Conclusion: 6 + out of 10
Marvin Ayres - Scape
Tracklist: Scape - Voco Pluck (4:00), Scape - Rainy Jazz (2:44), Scape - Pitch Bit (4:03), Scape - Cant Dance (2:53), Scape - Ambient Drum (4:44), Scape - Rule Change No.17 (3:27), Scape - Bit Hop (5:26), Scape - R.M (4:03), Scape - first e (1:58), Clusters - 11 (1:39), Clusters - 10 (2:41), Clusters - 09 (2:42), Clusters - 08 (2:37), Clusters - 07 (2:33), Clusters - 06 (2:02), Clusters - 05 (2:42), Clusters - 04 (2:35), Clusters - 03 (3:29), Clusters - 02 (2:36), Clusters - 01 (2:39)
As this disc arrived with the Mask's Heavy Petal (review above) and includes one half of that particular duo, I decided that this was as good a place as any to offer a review of Scape. Now I will keep this review brief as I see this release as having a very limited appeal to our readers. Not a criticism, merely an observation.
The album is split into two sections Scape and Clusters - and the main difference between the two suites as far as I can detect is that the former has sampled drums - presumably looped, although the loose rhythmic patterns themselves "drift" and do not necessarily act as a pulse to the music.

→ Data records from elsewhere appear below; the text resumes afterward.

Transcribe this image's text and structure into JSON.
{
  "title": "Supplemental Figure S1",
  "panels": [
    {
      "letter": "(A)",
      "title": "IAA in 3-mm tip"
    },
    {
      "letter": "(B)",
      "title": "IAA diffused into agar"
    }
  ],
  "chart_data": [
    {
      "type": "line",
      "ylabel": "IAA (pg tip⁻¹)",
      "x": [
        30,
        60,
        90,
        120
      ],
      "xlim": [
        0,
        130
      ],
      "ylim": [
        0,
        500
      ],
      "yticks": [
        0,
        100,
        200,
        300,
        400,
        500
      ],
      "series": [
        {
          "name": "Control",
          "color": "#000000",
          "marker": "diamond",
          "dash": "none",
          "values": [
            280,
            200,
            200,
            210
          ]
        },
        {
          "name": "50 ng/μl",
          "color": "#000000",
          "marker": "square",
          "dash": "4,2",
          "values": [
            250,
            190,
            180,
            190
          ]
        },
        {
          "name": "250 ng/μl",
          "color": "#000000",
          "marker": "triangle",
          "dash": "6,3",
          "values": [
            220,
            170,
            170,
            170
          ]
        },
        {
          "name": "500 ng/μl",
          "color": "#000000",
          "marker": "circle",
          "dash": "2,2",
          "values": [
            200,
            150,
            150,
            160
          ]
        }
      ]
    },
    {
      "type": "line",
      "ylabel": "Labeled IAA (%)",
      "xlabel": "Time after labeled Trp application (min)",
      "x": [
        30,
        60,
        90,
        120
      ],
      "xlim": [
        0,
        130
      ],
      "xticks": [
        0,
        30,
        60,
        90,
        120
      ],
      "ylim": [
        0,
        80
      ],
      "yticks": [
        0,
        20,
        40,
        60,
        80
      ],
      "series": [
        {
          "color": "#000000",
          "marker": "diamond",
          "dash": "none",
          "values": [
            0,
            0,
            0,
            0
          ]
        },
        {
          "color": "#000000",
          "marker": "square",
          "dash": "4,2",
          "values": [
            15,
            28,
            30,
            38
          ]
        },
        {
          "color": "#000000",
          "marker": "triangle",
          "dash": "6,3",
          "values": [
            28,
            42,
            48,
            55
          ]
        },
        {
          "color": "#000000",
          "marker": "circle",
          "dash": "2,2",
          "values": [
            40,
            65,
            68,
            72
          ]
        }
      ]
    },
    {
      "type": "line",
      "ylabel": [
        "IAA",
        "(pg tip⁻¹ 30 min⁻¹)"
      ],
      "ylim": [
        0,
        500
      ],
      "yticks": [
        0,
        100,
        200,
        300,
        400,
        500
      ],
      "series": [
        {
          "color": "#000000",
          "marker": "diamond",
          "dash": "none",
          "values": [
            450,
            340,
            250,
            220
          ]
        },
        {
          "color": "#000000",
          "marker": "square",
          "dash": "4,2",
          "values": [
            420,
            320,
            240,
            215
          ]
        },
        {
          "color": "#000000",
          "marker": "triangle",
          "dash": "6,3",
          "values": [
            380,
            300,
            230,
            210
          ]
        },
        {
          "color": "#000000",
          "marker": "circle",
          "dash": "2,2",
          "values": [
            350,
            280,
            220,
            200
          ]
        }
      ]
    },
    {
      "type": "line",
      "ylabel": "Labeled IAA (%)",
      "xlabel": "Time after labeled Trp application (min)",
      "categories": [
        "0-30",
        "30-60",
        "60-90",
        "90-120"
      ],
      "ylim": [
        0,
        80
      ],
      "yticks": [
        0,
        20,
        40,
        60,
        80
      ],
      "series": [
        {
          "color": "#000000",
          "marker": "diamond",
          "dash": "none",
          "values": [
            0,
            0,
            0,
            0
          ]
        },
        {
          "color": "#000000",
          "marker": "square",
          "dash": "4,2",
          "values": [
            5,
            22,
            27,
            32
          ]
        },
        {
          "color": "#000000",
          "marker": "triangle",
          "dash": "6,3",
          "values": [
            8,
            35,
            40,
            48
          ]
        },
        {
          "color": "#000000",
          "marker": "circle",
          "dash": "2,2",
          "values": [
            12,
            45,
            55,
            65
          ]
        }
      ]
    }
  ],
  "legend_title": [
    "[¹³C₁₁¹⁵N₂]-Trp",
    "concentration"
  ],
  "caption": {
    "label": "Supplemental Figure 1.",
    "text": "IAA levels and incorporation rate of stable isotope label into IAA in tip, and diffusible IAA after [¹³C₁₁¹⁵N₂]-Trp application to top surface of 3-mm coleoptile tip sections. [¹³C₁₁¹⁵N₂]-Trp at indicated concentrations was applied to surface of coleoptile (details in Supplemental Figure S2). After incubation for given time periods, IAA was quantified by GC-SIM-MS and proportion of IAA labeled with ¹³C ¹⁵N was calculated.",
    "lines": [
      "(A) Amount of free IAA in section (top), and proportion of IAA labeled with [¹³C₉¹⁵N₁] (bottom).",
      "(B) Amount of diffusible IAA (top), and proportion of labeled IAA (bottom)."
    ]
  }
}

Here on Scape, Ayres utilizes and experiments with his cello, violin and piano skills forming ever drifting, arrhythmic and ambient soundscapes. Often cacophonous, but not irritatingly so, and these sonic textures apparently act as some musical background to Peter Gomes' film entitled "Scape", of which I am unable to offer any further light on. The tracks from the album, and certainly those from Clusters would suggest a visual element would be an enhancement.
I can't say that this album will ever grow on me as it offers nothing to latch on to - no discernable rhythm, melody or structure, however unlike other such releases I have reviewed in recent years, I found this release from Marvin Ayers palatable. Taking the time to listen to the second movement of the album, Clusters, late one evening, with the lights off and headphones on, I was pleasantly transported by the amorphous soundscapes, allowing me briefly to drift into some desolate but peaceful world.